Plans are afoot to make the historic monastic site on Inis Cealtra (Holy Island), Lough Derg more accessible to the public. The Chief Executive of Waterways Ireland has said her organisation would be delighted to work in partnership with Clare County Council to develop improved access to Inis Cealtra/Holy Island. Dawn Livingstone was speaking following a visit to Inis Cealtra, during which she was briefed by the local authority on its plans to purchase the 50 acres island, regarded as one of the most important ecclesiastical sites in Ireland. Ms. Livingstone confirmed: ‘Waterways Ireland would be delighted to work in partnership with the Council to develop better access to Holy Island as part of a management plan for care of the important ecclesiastical monuments on the island.’
Ms. Livingstone was accompanied on her visit to Inis Cealtra by Gerard Dollard, Director of Services, Clare County Council, who confirmed that the local authority is presently putting funding in place and signing contracts to acquire the land.

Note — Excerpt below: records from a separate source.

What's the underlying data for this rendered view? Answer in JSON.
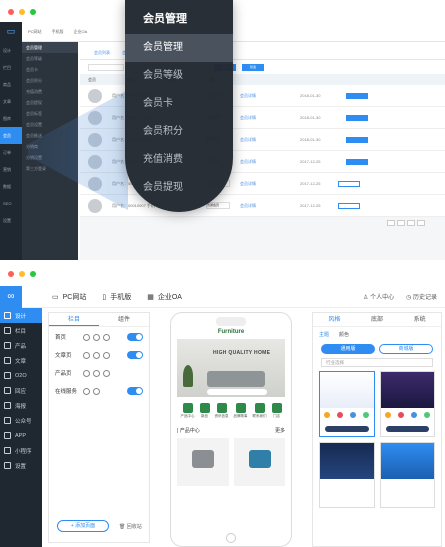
{
  "theme": {
    "accent": "#2f8df2",
    "dark": "#1f2730",
    "mac_red": "#ff5f57",
    "mac_yellow": "#febc2e",
    "mac_green": "#28c840"
  },
  "window1": {
    "sidebar": [
      "设计",
      "栏目",
      "商品",
      "文章",
      "图库",
      "会员",
      "订单",
      "营销",
      "数据",
      "SEO",
      "设置"
    ],
    "subnav": [
      "会员管理",
      "会员等级",
      "会员卡",
      "会员积分",
      "充值消费",
      "会员提现",
      "会员标签",
      "会员设置",
      "会员推送",
      "分销商",
      "分销设置",
      "第三方登录"
    ],
    "tabs": [
      "会员列表",
      "会员审核",
      "会员统计",
      "会员导出"
    ],
    "filter_button": "搜索",
    "filter_button2": "筛选",
    "table_headers": [
      "会员",
      "等级",
      "注册时间",
      "操作"
    ],
    "rows": [
      {
        "info": "用户名：18803 手机号：",
        "level": "普通会员",
        "link": "会员详情",
        "date": "2018-01-30"
      },
      {
        "info": "用户名：10027 手机号：",
        "level": "普通会员",
        "link": "会员详情",
        "date": "2018-01-30"
      },
      {
        "info": "用户名：10003 手机号：",
        "level": "普通会员",
        "link": "会员详情",
        "date": "2018-01-30"
      },
      {
        "info": "用户名：10001 手机号：",
        "level": "普通会员",
        "link": "会员详情",
        "date": "2017-12-25"
      },
      {
        "info": "用户名：00010005 手机号：",
        "level": "普通会员",
        "link": "会员详情",
        "date": "2017-12-25"
      },
      {
        "info": "用户名：00010007 手机号：",
        "level": "普通会员",
        "link": "会员详情",
        "date": "2017-12-25"
      }
    ],
    "popup": {
      "title": "会员管理",
      "items": [
        "会员管理",
        "会员等级",
        "会员卡",
        "会员积分",
        "充值消费",
        "会员提现"
      ]
    }
  },
  "window2": {
    "top_nav": [
      {
        "icon": "monitor-icon",
        "label": "PC网站"
      },
      {
        "icon": "phone-icon",
        "label": "手机版"
      },
      {
        "icon": "building-icon",
        "label": "企业OA"
      }
    ],
    "top_right": [
      "个人中心",
      "历史记录"
    ],
    "sidebar": [
      {
        "icon": "design-icon",
        "label": "设计"
      },
      {
        "icon": "column-icon",
        "label": "栏目"
      },
      {
        "icon": "product-icon",
        "label": "产品"
      },
      {
        "icon": "article-icon",
        "label": "文章"
      },
      {
        "icon": "o2o-icon",
        "label": "O2O"
      },
      {
        "icon": "group-buy-icon",
        "label": "回应"
      },
      {
        "icon": "poster-icon",
        "label": "海报"
      },
      {
        "icon": "wechat-icon",
        "label": "公众号"
      },
      {
        "icon": "app-icon",
        "label": "APP"
      },
      {
        "icon": "mini-program-icon",
        "label": "小程序"
      },
      {
        "icon": "settings-icon",
        "label": "设置"
      }
    ],
    "left_panel": {
      "tabs": [
        "栏目",
        "组件"
      ],
      "rows": [
        "首页",
        "文章页",
        "产品页",
        "在线服务"
      ],
      "add_button": "+ 添加页面",
      "recycle": "回收站"
    },
    "phone": {
      "brand": "Furniture",
      "hero_title": "HIGH QUALITY HOME",
      "search_placeholder": "请输入搜索内容",
      "icons": [
        "产品中心",
        "新品",
        "资讯信息",
        "品牌故事",
        "联系我们",
        "门店"
      ],
      "section_title": "| 产品中心",
      "section_more": "更多"
    },
    "right_panel": {
      "tabs": [
        "风格",
        "底部",
        "系统"
      ],
      "subtabs": [
        "主题",
        "颜色"
      ],
      "segments": [
        "通用版",
        "商城版"
      ],
      "select": "行业选择"
    }
  }
}
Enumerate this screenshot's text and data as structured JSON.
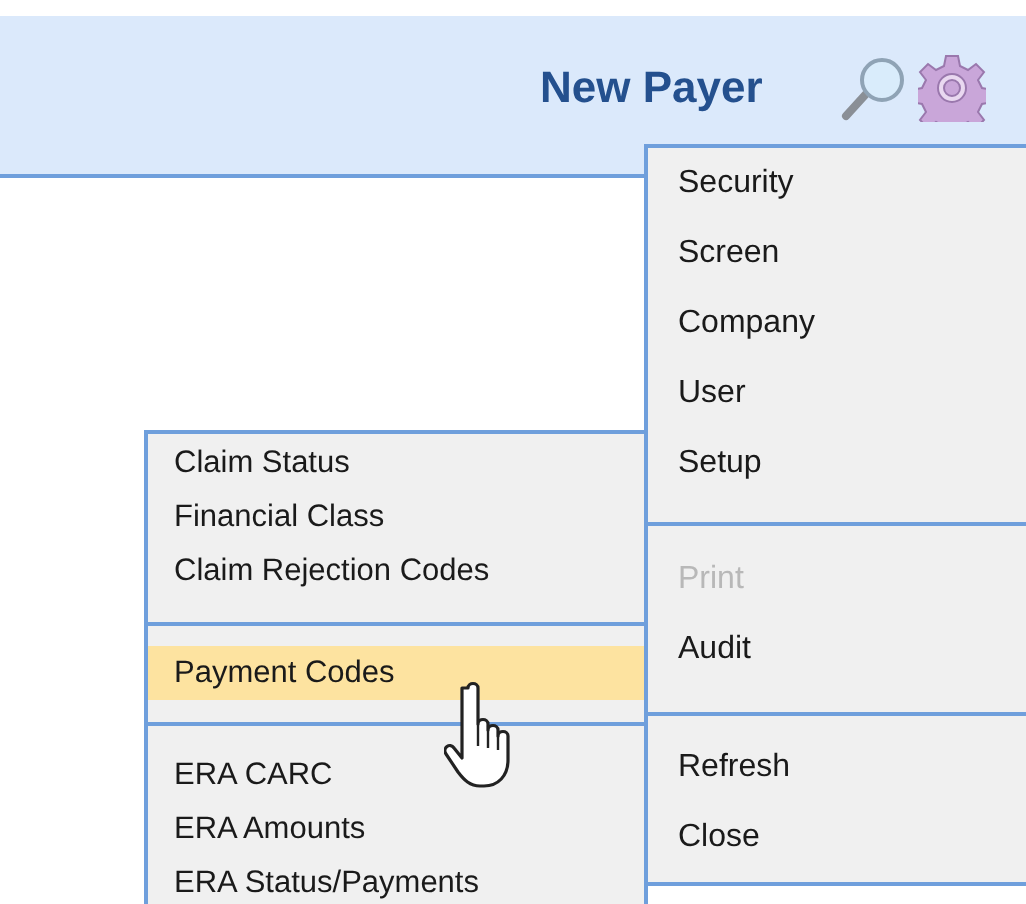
{
  "header": {
    "title": "New Payer"
  },
  "main_menu": {
    "groups": [
      {
        "items": [
          {
            "label": "Security",
            "disabled": false
          },
          {
            "label": "Screen",
            "disabled": false
          },
          {
            "label": "Company",
            "disabled": false
          },
          {
            "label": "User",
            "disabled": false
          },
          {
            "label": "Setup",
            "disabled": false
          }
        ]
      },
      {
        "items": [
          {
            "label": "Print",
            "disabled": true
          },
          {
            "label": "Audit",
            "disabled": false
          }
        ]
      },
      {
        "items": [
          {
            "label": "Refresh",
            "disabled": false
          },
          {
            "label": "Close",
            "disabled": false
          }
        ]
      }
    ]
  },
  "submenu": {
    "groups": [
      {
        "items": [
          {
            "label": "Claim Status",
            "selected": false
          },
          {
            "label": "Financial Class",
            "selected": false
          },
          {
            "label": "Claim Rejection Codes",
            "selected": false
          }
        ]
      },
      {
        "items": [
          {
            "label": "Payment Codes",
            "selected": true
          }
        ]
      },
      {
        "items": [
          {
            "label": "ERA CARC",
            "selected": false
          },
          {
            "label": "ERA Amounts",
            "selected": false
          },
          {
            "label": "ERA Status/Payments",
            "selected": false
          }
        ]
      }
    ]
  }
}
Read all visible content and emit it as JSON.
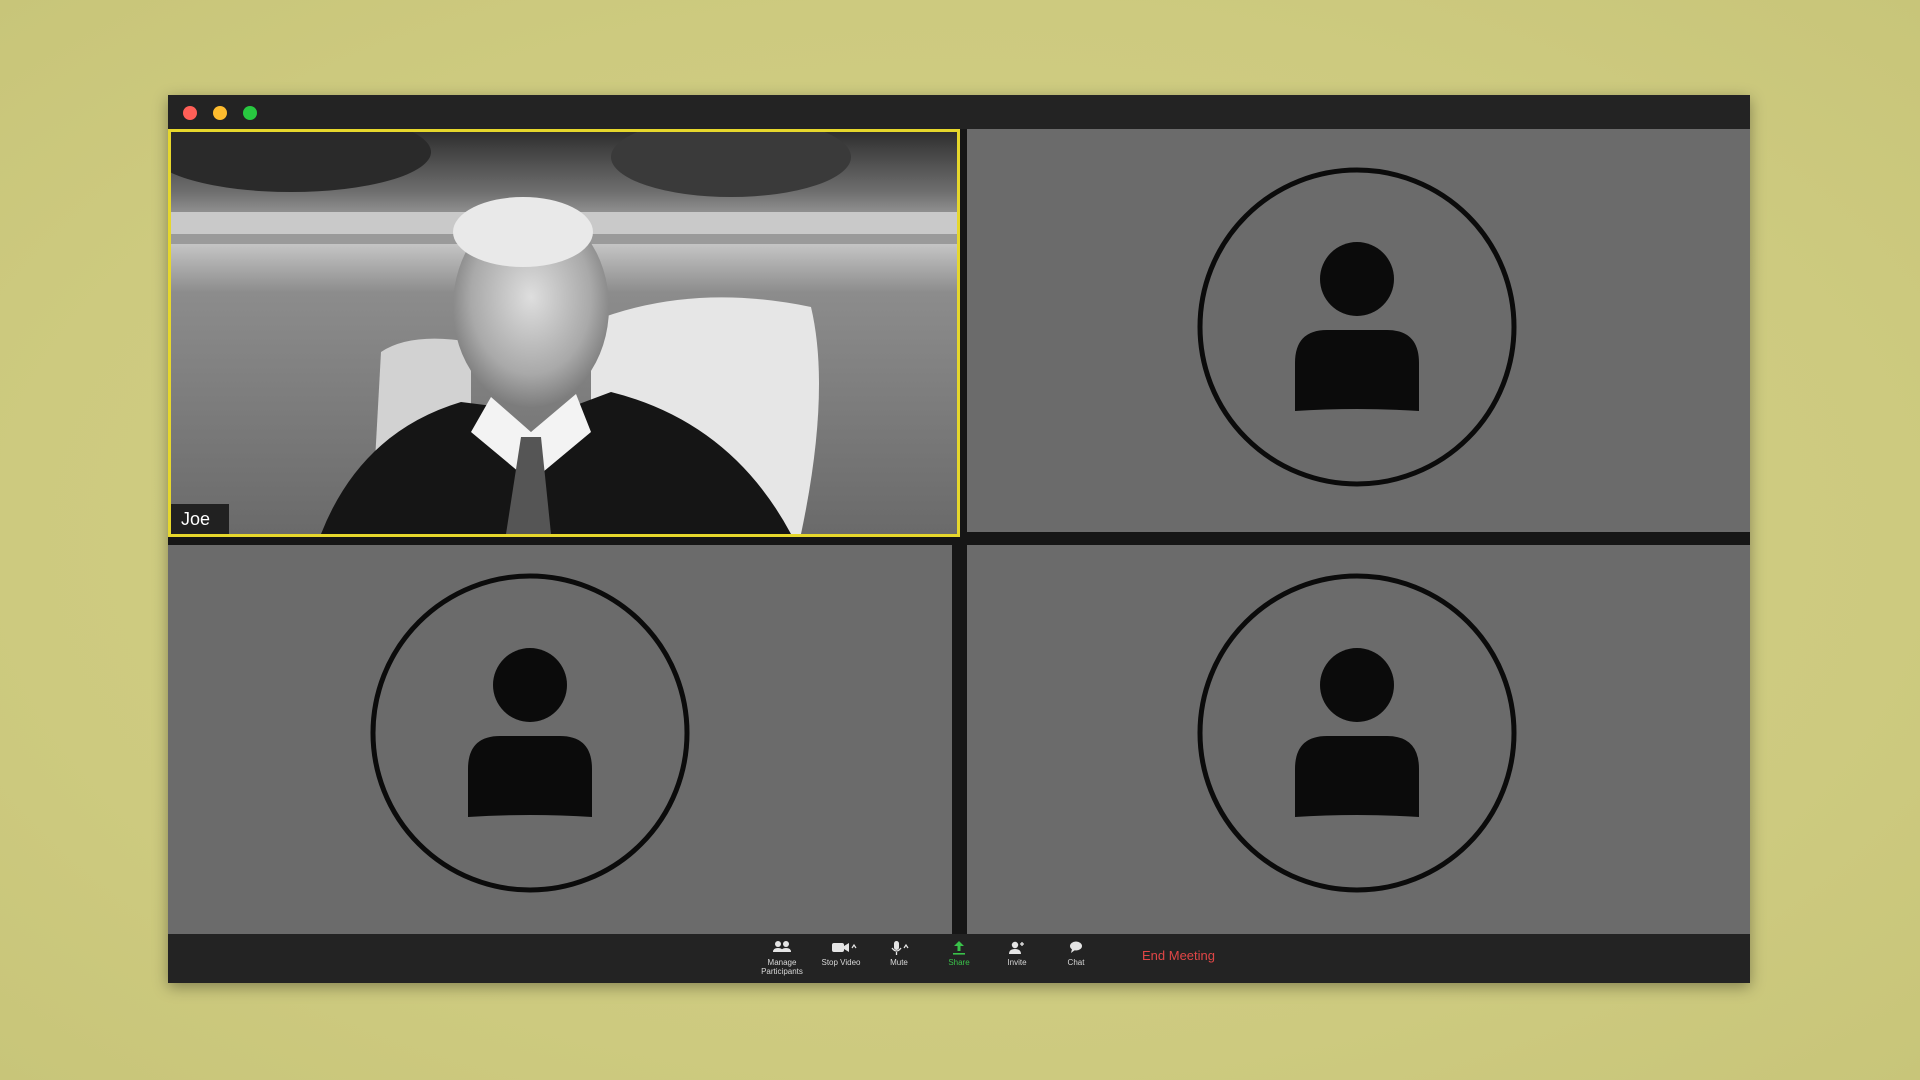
{
  "window": {
    "controls": [
      {
        "name": "close",
        "color": "#ff5f57"
      },
      {
        "name": "minimize",
        "color": "#febc2e"
      },
      {
        "name": "maximize",
        "color": "#28c840"
      }
    ]
  },
  "participants": [
    {
      "name": "Joe",
      "video": true,
      "active_speaker": true
    },
    {
      "name": "",
      "video": false,
      "icon": "person-avatar-icon"
    },
    {
      "name": "",
      "video": false,
      "icon": "person-avatar-icon"
    },
    {
      "name": "",
      "video": false,
      "icon": "person-avatar-icon"
    }
  ],
  "toolbar": {
    "manage_participants": "Manage Participants",
    "stop_video": "Stop Video",
    "mute": "Mute",
    "share": "Share",
    "invite": "Invite",
    "chat": "Chat",
    "end_meeting": "End Meeting"
  },
  "colors": {
    "active_speaker_border": "#e6d72c",
    "share": "#3ac24a",
    "end_meeting": "#e04646",
    "tile_background": "#6b6b6b",
    "page_background": "#cfcd82"
  }
}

Still used as a burial ground, the monastery on Inis Cealtra (Holy Island) dates back to the 7th century AD when it was founded by St. Caimin. It quickly grew into an important ecclesiastical centre and its wealth soon attracted the Vikings, who attacked the island in 836 AD and 922 AD. Despite these depredations the monastery continued to prosper, especially under patronage of Brian Boru, king of Munster, who installed his own brother, Marcán, as the island’s abbot in the late 10th century. Today Inis Cealtra contains extensive historic remains, including a 24-metre high round tower, an oratory and a number of early churches.